Ball Corporation reported strong third quarter results with EPS of $1.40, up 16% from $1.21 during the prior-year quarter, but below the Zacks Consensus Estimate of $1.43.
Net sales as reported by the company amounted to $2.03 billion, up 12% year over year, driven by the strong performance throughout the company's various packaging operations and the aerospace segment. However, total sales failed to meet the Zacks Consensus Estimate of $2.06 billion.
Earlier in January 2011, Ball Corporation acquired Aerocan. This deal will strengthen Ball Corporation's exposure to the European can market and also boost its international sales. During the third quarter, Ball Corporation sold its long under-performing Plastic Packaging segment.

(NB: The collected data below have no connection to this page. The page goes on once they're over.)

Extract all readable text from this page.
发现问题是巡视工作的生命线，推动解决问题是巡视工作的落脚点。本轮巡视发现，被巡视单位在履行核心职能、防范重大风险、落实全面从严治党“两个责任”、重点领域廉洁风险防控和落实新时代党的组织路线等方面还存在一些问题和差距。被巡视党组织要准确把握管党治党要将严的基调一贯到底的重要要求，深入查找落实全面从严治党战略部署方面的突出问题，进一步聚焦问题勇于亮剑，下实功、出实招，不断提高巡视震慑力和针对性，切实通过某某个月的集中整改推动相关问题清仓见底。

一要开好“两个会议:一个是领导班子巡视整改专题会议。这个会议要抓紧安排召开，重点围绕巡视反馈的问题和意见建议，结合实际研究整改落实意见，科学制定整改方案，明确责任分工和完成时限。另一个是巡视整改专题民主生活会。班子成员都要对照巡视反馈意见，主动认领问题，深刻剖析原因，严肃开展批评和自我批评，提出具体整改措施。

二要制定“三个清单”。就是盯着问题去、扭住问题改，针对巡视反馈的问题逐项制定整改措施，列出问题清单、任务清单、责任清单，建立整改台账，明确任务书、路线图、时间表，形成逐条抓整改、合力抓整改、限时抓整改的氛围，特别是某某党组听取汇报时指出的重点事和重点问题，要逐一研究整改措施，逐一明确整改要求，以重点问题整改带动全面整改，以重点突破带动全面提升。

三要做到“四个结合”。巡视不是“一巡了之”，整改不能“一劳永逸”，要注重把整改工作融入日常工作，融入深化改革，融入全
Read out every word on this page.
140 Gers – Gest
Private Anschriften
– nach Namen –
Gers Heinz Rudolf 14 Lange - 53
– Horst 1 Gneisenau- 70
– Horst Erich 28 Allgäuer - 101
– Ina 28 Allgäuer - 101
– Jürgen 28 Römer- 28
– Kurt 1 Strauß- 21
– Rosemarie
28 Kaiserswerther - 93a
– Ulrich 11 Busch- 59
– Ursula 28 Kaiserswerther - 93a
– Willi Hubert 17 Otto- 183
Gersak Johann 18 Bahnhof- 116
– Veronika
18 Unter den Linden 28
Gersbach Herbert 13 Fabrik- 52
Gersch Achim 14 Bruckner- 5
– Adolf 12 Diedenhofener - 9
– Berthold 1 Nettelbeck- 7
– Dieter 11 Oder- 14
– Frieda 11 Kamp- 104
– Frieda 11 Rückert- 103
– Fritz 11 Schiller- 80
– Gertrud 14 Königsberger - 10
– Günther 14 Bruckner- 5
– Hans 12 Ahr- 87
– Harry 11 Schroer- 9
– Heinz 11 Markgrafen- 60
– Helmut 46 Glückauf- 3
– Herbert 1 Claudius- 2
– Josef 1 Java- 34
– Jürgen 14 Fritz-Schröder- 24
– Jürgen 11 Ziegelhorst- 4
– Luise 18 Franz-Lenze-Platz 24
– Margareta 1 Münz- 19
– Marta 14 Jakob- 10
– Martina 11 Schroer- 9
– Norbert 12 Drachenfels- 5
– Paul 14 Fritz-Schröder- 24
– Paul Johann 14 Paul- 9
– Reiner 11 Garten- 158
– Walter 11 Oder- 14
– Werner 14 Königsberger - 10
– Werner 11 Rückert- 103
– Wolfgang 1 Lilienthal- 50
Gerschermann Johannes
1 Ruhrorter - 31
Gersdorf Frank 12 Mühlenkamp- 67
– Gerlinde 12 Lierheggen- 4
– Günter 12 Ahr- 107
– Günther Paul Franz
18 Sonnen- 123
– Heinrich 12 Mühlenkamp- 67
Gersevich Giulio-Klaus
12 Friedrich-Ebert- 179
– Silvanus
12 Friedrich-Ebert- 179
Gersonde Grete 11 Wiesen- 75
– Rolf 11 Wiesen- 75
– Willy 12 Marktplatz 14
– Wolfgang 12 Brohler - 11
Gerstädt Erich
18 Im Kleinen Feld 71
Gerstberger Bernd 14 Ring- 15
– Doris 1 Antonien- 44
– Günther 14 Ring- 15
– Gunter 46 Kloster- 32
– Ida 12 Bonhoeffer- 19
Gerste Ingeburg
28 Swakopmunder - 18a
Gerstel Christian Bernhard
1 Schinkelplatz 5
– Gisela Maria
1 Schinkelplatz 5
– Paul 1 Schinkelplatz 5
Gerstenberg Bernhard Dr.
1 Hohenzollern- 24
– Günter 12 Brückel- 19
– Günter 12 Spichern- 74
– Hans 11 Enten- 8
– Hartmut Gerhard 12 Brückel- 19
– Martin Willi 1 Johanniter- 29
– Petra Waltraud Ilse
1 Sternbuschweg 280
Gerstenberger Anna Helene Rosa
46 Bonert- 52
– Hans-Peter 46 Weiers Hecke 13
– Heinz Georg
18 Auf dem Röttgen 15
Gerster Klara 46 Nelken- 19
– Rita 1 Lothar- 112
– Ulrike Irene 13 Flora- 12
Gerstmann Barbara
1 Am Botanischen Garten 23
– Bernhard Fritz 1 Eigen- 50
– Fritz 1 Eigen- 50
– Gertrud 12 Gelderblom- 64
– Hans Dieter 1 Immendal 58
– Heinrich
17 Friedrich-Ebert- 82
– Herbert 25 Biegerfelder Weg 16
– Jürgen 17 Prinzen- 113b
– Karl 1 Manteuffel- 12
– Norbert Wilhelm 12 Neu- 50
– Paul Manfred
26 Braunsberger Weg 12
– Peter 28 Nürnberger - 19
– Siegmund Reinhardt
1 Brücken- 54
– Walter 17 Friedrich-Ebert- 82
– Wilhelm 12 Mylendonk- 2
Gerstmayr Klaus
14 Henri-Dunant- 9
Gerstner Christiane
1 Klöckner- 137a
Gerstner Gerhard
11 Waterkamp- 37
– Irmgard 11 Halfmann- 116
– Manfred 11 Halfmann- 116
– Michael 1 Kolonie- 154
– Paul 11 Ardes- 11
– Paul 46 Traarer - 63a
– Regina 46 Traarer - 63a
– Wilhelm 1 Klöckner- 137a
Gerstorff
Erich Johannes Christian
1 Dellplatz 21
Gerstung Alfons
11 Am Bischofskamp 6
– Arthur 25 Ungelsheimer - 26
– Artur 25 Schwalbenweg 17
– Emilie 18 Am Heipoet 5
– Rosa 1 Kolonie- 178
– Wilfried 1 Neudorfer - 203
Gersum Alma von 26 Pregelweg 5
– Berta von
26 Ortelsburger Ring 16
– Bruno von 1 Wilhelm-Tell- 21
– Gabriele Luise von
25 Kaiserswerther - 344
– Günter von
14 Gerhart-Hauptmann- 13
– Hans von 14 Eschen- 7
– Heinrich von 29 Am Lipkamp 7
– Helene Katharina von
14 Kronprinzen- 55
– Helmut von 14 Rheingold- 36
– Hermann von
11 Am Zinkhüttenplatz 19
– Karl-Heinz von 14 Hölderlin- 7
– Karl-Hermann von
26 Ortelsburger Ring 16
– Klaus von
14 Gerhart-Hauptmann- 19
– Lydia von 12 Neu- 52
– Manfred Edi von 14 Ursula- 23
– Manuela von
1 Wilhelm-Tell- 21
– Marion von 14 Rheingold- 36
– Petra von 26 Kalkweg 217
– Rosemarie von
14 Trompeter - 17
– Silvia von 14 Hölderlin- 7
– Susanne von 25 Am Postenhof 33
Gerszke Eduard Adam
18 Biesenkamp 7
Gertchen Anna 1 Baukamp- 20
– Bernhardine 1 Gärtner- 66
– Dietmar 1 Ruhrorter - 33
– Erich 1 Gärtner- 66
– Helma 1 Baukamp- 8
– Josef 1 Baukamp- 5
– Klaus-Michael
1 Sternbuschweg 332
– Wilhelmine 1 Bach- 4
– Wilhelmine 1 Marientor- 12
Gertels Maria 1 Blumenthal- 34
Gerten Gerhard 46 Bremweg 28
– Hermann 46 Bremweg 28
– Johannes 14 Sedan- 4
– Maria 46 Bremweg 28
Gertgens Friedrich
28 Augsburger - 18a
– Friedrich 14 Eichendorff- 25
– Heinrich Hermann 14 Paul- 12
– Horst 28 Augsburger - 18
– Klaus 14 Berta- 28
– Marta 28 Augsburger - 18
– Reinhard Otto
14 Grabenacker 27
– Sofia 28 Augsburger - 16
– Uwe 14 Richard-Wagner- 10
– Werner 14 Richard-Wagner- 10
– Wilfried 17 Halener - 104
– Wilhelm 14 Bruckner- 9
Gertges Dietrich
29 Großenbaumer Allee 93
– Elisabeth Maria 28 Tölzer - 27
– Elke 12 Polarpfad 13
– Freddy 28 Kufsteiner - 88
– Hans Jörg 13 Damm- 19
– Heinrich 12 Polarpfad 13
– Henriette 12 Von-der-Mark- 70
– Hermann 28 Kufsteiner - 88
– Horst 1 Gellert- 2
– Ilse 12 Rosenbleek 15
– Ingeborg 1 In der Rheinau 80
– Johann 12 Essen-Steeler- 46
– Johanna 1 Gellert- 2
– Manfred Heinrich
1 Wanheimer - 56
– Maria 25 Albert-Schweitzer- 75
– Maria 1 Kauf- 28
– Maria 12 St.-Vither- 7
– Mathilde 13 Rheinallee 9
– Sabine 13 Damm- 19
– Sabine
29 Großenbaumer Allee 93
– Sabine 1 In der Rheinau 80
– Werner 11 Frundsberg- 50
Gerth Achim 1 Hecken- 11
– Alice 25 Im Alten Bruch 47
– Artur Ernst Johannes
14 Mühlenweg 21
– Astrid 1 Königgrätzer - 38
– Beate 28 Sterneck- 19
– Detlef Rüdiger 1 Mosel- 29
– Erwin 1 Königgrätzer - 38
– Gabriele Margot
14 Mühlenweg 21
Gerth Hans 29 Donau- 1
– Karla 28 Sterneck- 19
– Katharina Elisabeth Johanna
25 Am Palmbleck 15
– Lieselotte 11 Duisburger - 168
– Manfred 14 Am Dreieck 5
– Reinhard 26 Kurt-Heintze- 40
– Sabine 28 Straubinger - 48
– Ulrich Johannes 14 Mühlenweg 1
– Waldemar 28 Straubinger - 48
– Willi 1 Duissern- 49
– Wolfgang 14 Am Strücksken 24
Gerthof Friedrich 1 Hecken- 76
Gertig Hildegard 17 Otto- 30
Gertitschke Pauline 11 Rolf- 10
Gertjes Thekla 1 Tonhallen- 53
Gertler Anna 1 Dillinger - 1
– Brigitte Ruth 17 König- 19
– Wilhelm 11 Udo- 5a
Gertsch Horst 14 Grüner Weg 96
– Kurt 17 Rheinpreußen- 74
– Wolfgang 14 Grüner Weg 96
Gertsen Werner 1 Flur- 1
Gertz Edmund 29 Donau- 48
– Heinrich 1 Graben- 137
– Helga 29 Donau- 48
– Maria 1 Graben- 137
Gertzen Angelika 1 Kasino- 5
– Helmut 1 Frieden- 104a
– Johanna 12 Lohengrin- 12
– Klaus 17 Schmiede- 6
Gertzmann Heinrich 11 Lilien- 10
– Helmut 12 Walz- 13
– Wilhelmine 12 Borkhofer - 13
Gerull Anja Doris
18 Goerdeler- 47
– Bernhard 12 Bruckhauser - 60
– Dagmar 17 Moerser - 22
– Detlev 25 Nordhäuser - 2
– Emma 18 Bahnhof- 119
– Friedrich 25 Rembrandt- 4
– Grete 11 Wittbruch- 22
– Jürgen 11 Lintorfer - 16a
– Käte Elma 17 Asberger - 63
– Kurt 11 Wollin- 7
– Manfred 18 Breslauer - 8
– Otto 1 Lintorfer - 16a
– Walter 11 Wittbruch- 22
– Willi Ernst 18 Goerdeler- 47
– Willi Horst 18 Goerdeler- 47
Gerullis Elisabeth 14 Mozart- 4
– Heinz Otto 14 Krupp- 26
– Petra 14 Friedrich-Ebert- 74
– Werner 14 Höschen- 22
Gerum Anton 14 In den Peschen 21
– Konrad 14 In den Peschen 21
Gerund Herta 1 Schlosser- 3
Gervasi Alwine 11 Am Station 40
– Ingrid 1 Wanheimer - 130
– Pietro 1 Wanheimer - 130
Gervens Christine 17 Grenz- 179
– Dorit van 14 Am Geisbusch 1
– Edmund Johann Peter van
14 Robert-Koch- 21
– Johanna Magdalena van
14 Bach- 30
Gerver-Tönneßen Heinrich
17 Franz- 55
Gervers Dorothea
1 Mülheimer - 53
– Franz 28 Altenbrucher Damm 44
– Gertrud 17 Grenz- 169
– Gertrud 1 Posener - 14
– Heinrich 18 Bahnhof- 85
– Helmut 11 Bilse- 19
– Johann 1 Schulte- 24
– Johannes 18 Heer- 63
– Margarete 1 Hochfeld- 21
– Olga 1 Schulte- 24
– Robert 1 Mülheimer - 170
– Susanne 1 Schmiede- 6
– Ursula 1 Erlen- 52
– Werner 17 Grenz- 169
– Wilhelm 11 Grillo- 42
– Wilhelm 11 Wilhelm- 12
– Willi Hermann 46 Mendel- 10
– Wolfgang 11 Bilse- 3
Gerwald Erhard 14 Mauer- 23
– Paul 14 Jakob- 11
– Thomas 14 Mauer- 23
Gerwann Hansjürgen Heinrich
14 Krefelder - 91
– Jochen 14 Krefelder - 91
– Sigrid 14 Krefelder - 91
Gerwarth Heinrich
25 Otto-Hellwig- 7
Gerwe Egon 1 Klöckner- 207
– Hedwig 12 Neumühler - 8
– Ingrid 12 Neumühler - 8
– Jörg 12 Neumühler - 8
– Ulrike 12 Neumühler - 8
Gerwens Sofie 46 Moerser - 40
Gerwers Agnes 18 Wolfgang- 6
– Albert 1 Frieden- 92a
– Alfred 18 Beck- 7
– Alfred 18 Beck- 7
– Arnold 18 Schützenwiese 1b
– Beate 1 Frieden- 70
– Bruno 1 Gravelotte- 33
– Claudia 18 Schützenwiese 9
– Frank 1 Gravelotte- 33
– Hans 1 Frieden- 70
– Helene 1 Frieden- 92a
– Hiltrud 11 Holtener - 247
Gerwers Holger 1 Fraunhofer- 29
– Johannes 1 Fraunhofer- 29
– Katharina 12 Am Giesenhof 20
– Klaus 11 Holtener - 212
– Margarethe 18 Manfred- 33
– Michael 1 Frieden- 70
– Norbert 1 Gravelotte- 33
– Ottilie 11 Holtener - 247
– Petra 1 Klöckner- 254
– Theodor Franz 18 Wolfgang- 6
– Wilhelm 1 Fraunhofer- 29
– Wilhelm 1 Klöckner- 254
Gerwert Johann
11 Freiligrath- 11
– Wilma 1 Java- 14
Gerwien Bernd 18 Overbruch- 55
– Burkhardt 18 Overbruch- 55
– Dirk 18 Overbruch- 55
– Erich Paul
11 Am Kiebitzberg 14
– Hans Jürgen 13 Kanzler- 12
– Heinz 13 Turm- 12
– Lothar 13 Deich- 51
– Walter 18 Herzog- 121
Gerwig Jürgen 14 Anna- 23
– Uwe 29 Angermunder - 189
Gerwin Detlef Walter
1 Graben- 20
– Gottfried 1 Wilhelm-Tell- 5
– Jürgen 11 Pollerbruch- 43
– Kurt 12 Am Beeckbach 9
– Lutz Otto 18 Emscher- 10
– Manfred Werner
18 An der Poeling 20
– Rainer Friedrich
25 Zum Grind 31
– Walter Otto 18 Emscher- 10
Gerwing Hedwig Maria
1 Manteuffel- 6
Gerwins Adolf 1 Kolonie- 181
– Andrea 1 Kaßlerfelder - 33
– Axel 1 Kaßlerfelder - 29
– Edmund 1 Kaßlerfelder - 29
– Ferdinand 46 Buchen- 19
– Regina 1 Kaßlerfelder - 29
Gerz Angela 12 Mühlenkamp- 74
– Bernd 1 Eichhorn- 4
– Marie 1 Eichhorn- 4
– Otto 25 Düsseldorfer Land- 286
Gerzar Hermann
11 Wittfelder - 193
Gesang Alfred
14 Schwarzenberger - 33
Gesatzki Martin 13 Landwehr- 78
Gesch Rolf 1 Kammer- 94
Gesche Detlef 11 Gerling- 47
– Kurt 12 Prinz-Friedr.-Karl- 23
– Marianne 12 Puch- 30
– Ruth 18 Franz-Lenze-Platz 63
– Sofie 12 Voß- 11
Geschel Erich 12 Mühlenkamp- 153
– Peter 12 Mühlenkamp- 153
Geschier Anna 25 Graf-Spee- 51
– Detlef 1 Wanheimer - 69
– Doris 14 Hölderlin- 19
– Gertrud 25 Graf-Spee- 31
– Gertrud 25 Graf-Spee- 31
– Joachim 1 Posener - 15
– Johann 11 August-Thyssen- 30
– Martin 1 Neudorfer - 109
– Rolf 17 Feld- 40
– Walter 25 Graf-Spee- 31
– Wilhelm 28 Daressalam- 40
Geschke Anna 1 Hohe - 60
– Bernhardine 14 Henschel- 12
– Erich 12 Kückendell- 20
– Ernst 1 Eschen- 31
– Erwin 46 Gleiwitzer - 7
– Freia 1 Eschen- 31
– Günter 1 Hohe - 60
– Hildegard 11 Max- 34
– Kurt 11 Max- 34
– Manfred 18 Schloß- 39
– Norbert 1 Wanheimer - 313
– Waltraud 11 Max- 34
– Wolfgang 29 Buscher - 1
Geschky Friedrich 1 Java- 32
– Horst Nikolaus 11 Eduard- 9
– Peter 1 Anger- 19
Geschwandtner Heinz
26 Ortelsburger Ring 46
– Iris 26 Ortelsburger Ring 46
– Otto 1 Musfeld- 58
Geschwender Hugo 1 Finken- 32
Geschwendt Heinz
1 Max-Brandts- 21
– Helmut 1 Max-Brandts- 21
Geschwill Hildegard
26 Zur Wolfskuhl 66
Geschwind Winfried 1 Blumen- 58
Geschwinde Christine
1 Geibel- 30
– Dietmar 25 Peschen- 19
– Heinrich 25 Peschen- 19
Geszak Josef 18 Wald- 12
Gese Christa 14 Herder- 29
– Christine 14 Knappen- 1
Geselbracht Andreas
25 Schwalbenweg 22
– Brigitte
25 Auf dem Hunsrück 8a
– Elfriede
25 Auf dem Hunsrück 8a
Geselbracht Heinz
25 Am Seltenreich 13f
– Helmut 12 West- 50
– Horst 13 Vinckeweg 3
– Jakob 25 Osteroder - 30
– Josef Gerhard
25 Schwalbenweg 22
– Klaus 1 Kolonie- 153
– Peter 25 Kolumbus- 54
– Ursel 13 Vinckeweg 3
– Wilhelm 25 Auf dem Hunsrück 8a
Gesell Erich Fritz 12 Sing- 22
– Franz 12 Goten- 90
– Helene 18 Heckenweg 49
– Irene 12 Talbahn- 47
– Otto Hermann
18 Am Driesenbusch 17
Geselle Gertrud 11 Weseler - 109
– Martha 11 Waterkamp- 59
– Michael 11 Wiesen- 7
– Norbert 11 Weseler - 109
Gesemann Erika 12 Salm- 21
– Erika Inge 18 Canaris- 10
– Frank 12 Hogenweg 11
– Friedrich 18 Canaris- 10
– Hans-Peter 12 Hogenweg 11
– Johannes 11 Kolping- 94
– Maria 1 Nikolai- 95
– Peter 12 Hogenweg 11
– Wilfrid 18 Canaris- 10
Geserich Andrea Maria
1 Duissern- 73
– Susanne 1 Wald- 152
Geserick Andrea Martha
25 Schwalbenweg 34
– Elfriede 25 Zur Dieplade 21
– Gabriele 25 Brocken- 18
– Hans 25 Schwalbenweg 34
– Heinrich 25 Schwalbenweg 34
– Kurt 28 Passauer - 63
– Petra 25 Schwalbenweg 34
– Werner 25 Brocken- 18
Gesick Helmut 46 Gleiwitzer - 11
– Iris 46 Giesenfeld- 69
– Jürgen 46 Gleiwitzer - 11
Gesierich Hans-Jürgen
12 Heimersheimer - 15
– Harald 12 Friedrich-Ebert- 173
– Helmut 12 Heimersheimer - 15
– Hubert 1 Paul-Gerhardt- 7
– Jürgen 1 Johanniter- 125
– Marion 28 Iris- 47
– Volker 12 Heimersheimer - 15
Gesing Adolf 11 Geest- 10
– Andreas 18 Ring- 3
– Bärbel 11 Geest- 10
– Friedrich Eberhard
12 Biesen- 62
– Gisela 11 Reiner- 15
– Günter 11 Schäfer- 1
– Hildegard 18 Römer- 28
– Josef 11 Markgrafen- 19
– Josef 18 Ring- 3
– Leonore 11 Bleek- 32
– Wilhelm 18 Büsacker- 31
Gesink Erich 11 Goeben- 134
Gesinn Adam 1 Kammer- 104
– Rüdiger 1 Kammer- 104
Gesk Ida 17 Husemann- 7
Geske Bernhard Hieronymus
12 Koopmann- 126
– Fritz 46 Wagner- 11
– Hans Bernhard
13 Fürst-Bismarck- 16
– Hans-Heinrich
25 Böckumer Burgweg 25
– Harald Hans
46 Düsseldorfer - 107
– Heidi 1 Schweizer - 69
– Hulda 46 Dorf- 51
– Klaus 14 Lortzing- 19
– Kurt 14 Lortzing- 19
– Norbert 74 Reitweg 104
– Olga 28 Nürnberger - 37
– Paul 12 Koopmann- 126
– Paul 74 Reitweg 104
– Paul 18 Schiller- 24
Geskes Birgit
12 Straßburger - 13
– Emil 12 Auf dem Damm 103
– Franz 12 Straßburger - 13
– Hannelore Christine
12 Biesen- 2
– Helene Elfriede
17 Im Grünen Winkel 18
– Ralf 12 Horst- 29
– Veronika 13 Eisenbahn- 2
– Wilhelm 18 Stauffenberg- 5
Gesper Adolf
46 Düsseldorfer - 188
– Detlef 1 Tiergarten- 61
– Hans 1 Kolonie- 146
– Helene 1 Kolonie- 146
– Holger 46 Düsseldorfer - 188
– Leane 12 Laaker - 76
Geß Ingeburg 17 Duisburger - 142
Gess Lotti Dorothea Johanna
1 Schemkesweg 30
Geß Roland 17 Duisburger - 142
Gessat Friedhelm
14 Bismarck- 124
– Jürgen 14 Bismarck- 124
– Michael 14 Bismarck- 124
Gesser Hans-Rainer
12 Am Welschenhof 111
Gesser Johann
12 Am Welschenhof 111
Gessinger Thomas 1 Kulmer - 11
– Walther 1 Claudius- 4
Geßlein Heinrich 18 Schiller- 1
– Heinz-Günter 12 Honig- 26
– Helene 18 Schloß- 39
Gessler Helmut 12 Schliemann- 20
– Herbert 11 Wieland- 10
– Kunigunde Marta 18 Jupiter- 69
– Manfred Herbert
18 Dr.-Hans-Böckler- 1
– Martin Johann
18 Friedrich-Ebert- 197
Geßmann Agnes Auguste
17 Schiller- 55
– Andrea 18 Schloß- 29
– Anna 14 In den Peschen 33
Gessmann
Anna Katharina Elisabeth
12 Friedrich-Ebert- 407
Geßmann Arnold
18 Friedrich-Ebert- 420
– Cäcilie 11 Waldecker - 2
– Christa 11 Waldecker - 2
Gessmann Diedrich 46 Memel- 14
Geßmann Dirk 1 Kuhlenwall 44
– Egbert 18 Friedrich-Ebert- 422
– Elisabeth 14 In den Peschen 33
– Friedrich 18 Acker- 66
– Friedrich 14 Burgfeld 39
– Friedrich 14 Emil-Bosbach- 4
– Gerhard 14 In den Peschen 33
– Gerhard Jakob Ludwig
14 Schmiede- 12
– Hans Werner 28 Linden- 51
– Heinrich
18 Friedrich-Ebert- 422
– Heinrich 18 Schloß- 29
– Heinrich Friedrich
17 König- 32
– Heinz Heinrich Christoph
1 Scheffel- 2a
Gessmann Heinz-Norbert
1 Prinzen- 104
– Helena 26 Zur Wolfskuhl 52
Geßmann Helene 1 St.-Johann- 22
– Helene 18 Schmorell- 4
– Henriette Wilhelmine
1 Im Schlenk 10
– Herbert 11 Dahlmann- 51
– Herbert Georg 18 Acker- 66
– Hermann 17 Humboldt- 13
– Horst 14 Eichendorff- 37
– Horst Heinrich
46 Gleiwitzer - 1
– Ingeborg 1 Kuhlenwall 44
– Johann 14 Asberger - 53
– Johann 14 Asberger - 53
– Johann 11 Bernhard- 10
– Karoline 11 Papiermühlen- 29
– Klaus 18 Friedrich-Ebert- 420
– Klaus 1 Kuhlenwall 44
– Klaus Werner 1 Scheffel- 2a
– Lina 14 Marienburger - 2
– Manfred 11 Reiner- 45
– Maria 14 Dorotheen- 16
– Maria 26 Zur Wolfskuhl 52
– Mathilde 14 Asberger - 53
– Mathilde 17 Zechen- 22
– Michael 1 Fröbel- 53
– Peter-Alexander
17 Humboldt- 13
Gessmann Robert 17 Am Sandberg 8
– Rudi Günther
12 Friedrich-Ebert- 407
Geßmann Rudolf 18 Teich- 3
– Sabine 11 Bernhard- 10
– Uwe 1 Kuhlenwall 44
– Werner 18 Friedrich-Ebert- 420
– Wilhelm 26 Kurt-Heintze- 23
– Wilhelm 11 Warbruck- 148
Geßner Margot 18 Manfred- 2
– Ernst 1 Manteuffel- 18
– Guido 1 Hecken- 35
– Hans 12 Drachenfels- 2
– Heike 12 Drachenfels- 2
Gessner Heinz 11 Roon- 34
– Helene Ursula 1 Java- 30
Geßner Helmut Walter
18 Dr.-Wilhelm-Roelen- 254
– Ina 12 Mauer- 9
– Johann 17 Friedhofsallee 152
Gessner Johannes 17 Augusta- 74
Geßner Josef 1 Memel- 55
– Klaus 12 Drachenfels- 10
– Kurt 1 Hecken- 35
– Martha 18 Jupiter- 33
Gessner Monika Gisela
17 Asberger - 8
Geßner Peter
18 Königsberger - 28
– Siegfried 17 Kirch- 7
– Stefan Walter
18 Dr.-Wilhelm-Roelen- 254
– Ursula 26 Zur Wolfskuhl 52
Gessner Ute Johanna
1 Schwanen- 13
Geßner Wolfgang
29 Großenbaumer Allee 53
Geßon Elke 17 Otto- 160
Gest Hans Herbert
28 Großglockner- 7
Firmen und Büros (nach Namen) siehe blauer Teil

In the third quarter, the company disclosed its plans to install the second production line in North America to produce Alumi-Tek bottles. The company also announced the consolidation of its salmon can production in the beginning of fiscal 2011, which is expected to bring cash benefits worth $8 million to the company.
The company has also grabbed lucrative contracts during the quarter like the one received from NASA to build the first Joint Polar Satellite System (JPSS-1) and from DigitalGlobe to build a WorldView-3, the next generation commercial remote-sensing satellite.
The company is well positioned to capitalize on these big deals. We wait for these initiatives, as well as the ones recently announced, to bear fruit. The company is currently allotted a Zacks #3 Rank (short-term Hold recommendation) on the stock.
Broomfield, Colorado-based Ball Corporation is a manufacturer of metal and plastic packaging, primarily for beverages and foods. It also supplies aerospace and other technologies and services to government and commercial customers. Ball Corporation competes with Alcoa Inc. (AA) and Rexam plc (REXMY).